10. If any one or more of the provisions contained in this Release is, for any reason, held to be unenforceable, that holding will not affect any other provision
of this Release, and this Release shall then be construed as if the unenforceable provisions had never been contained in the Release.
11. I acknowledge that I have obtained sufficient information to intelligently exercise my own judgment regarding the terms of this Release before
executing this Release. I understand that I may discuss this Release with an attorney of my choosing before signing this Release.
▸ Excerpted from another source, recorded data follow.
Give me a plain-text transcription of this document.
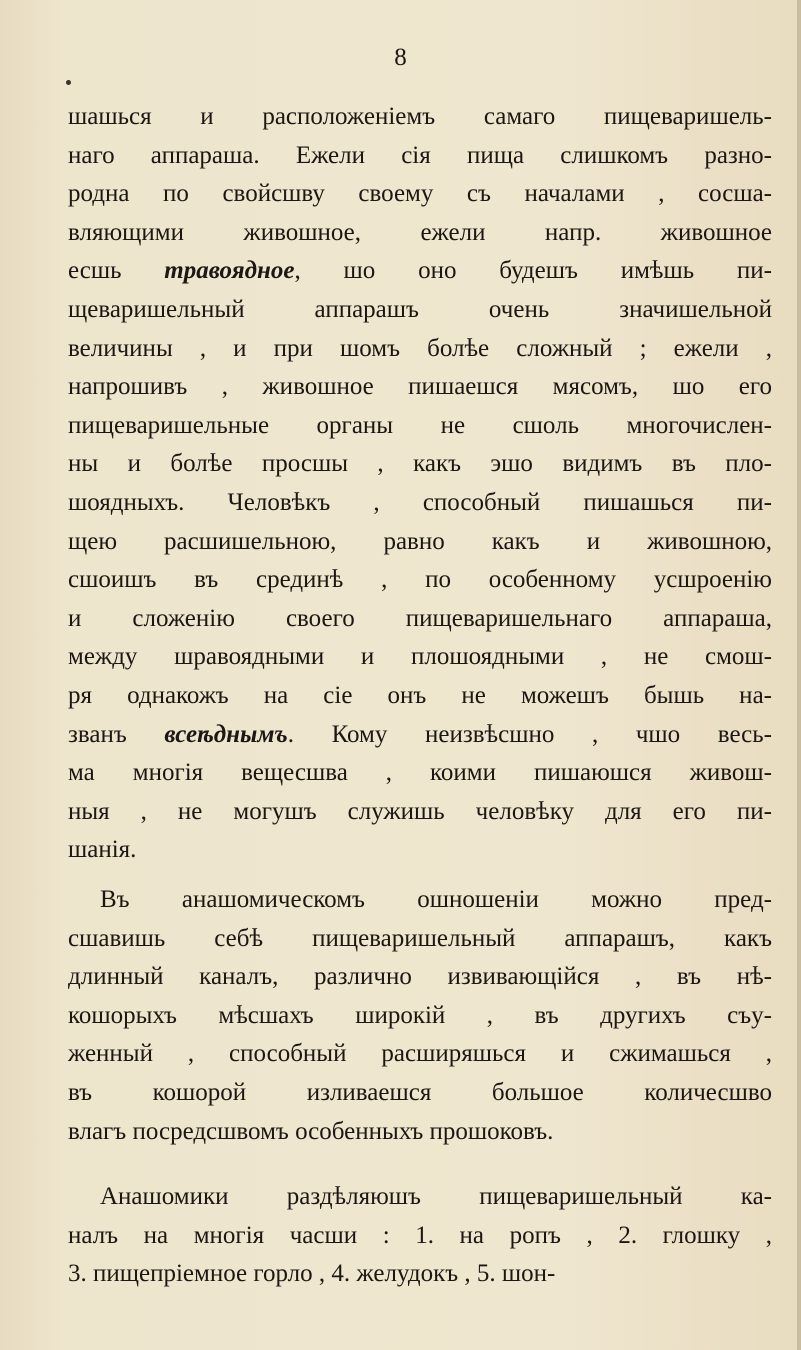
8
шашься и расположенiемъ самаго пищеваришель-
наго аппараша. Ежели сiя пища слишкомъ разно-
родна по свойсшву своему съ началами , сосша-
вляющими живошное, ежели напр. живошное
есшь травоядное, шо оно будешъ имѣшь пи-
щеваришельный аппарашъ очень значишельной
величины , и при шомъ болѣе сложный ; ежели ,
напрошивъ , живошное пишаешся мясомъ, шо его
пищеваришельные органы не сшоль многочислен-
ны и болѣе просшы , какъ эшо видимъ въ пло-
шоядныхъ. Человѣкъ , способный пишашься пи-
щею расшишельною, равно какъ и живошною,
сшоишъ въ срединѣ , по особенному усшроенiю
и сложенiю своего пищеваришельнаго аппараша,
между шравоядными и плошоядными , не смош-
ря однакожъ на сiе онъ не можешъ бышь на-
званъ всеѣднымъ. Кому неизвѣсшно , чшо весь-
ма многiя вещесшва , коими пишаюшся живош-
ныя , не могушъ служишь человѣку для его пи-
шанiя.
Въ анашомическомъ ошношенiи можно пред-
сшавишь себѣ пищеваришельный аппарашъ, какъ
длинный каналъ, различно извивающiйся , въ нѣ-
кошорыхъ мѣсшахъ широкiй , въ другихъ съу-
женный , способный расширяшься и сжимашься ,
въ кошорой изливаешся большое количесшво
влагъ посредсшвомъ особенныхъ прошоковъ.
Анашомики раздѣляюшъ пищеваришельный ка-
налъ на многiя часши : 1. на ропъ , 2. глошку ,
3. пищепрiемное горло , 4. желудокъ , 5. шон-
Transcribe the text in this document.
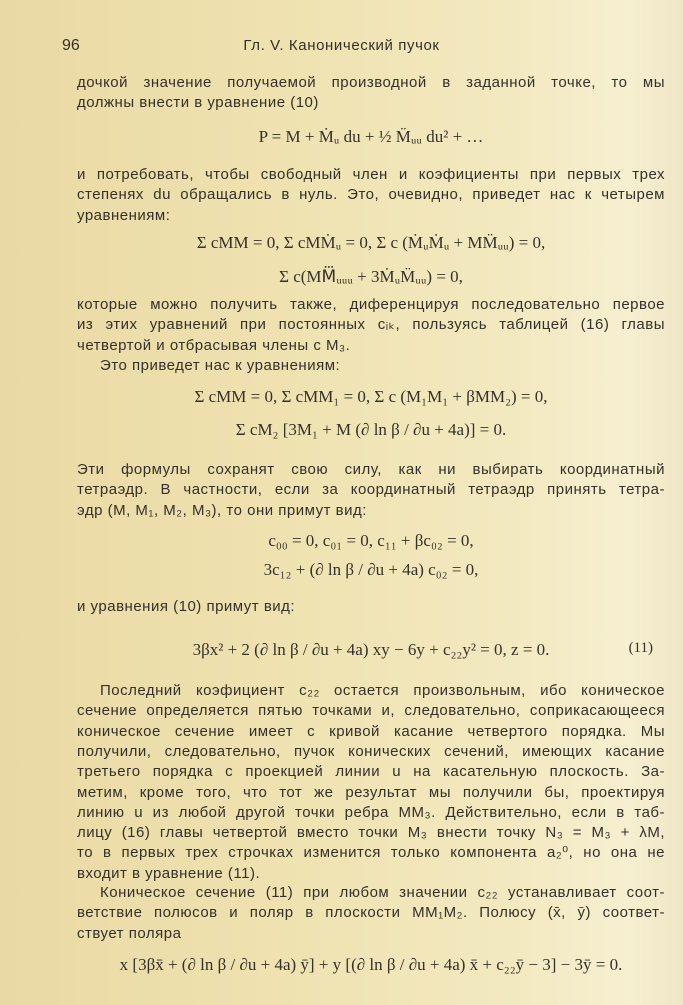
96	Гл. V. Канонический пучок
дочкой значение получаемой производной в заданной точке, то мы
должны внести в уравнение (10)
P = M + Ṁᵤ du + ½ M̈ᵤᵤ du² + …
и потребовать, чтобы свободный член и коэфициенты при первых трех
степенях du обращались в нуль. Это, очевидно, приведет нас к четырем
уравнениям:
Σ cMM = 0, Σ cMṀᵤ = 0, Σ c (ṀᵤṀᵤ + MM̈ᵤᵤ) = 0,
Σ c(MM⃛ᵤᵤᵤ + 3ṀᵤM̈ᵤᵤ) = 0,
которые можно получить также, диференцируя последовательно первое
из этих уравнений при постоянных cᵢₖ, пользуясь таблицей (16) главы
четвертой и отбрасывая члены с M₃.
Это приведет нас к уравнениям:
Σ cMM = 0, Σ cMM₁ = 0, Σ c (M₁M₁ + βMM₂) = 0,
Σ cM₂ [3M₁ + M (∂ ln β / ∂u + 4a)] = 0.
Эти формулы сохранят свою силу, как ни выбирать координатный
тетраэдр. В частности, если за координатный тетраэдр принять тетра-
эдр (M, M₁, M₂, M₃), то они примут вид:
c₀₀ = 0, c₀₁ = 0, c₁₁ + βc₀₂ = 0,
3c₁₂ + (∂ ln β / ∂u + 4a) c₀₂ = 0,
и уравнения (10) примут вид:
3βx² + 2 (∂ ln β / ∂u + 4a) xy − 6y + c₂₂y² = 0, z = 0.	(11)
Последний коэфициент c₂₂ остается произвольным, ибо коническое
сечение определяется пятью точками и, следовательно, соприкасающееся
коническое сечение имеет с кривой касание четвертого порядка. Мы
получили, следовательно, пучок конических сечений, имеющих касание
третьего порядка с проекцией линии u на касательную плоскость. За-
метим, кроме того, что тот же результат мы получили бы, проектируя
линию u из любой другой точки ребра MM₃. Действительно, если в таб-
лицу (16) главы четвертой вместо точки M₃ внести точку N₃ = M₃ + λM,
то в первых трех строчках изменится только компонента a₂⁰, но она не
входит в уравнение (11).
Коническое сечение (11) при любом значении c₂₂ устанавливает соот-
ветствие полюсов и поляр в плоскости MM₁M₂. Полюсу (x̄, ȳ) соответ-
ствует поляра
x [3βx̄ + (∂ ln β / ∂u + 4a) ȳ] + y [(∂ ln β / ∂u + 4a) x̄ + c₂₂ȳ − 3] − 3ȳ = 0.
12. I acknowledge that this Release was delivered to me in final form on January 5—, 2015 (theRelease Delivery Date) and that I have been given a
minimum of twenty-one (21) days from the Release Delivery Date in which to review and consider it. I understand and acknowledge that the Company has
advised me to obtain advice concerning this Release from an attorney of my choice before signing this Release. I further represent that I have had sufficient
time to review and consider the terms of this Release. I represent that if I execute this Release before the twenty-one (21)-day review/consideration period has
elapsed, I do so voluntarily, and that I voluntarily waive any remaining review/consideration period.
13. I understand that the Separation Benefits are intended to satisfy the exemptions from application of Section 409A of the Internal Revenue Code of 1986,
as amended and the regulations and other guidance thereunder and any state law of similar effect (collectivelySection 409A”) provided under Treasury
Regulations Section 1.409A-1(b)(4) and 1.409A-1(b)(5) and this Release will be construed to the greatest extent possible as consistent with those provisions
(and any ambiguities herein shall be interpreted accordingly). To the extent not so exempt, this Release will be construed in a manner that complies with
Section 409A, and incorporates by reference all required definitions and payment terms. However, if such exemptions are not available and I am, upon my
Separation Date, a “specified employee” for purposes of Section 409A, then, solely to the extent necessary to avoid adverse personal tax consequences under
Section 409A, I understand that the timing of the payment of the Separation Benefit shall be delayed until the earlier of (i) six (6) months and one day after
my separation from service under Section 409A, or (ii) my death. If the Separation Benefits are not covered by one or more exemptions from the application
of Section 409A and the First Release Effective Date or the Second Release Effective Date, as applicable, could become effective in the calendar year
following the calendar year in which my separation from service under Section 409A occurs, this Release will not be deemed effective until the calendar year
following the calendar year in which my separation from service occurs.
14. I acknowledge that this Release shall be governed by and construed according to the laws of the State of California, without regard to its conflicts of law
principles. I also consent to the venue and jurisdiction of the state and federal courts located in Los Angeles, California in the event that the Company takes
legal action to enforce any of the terms of this Release.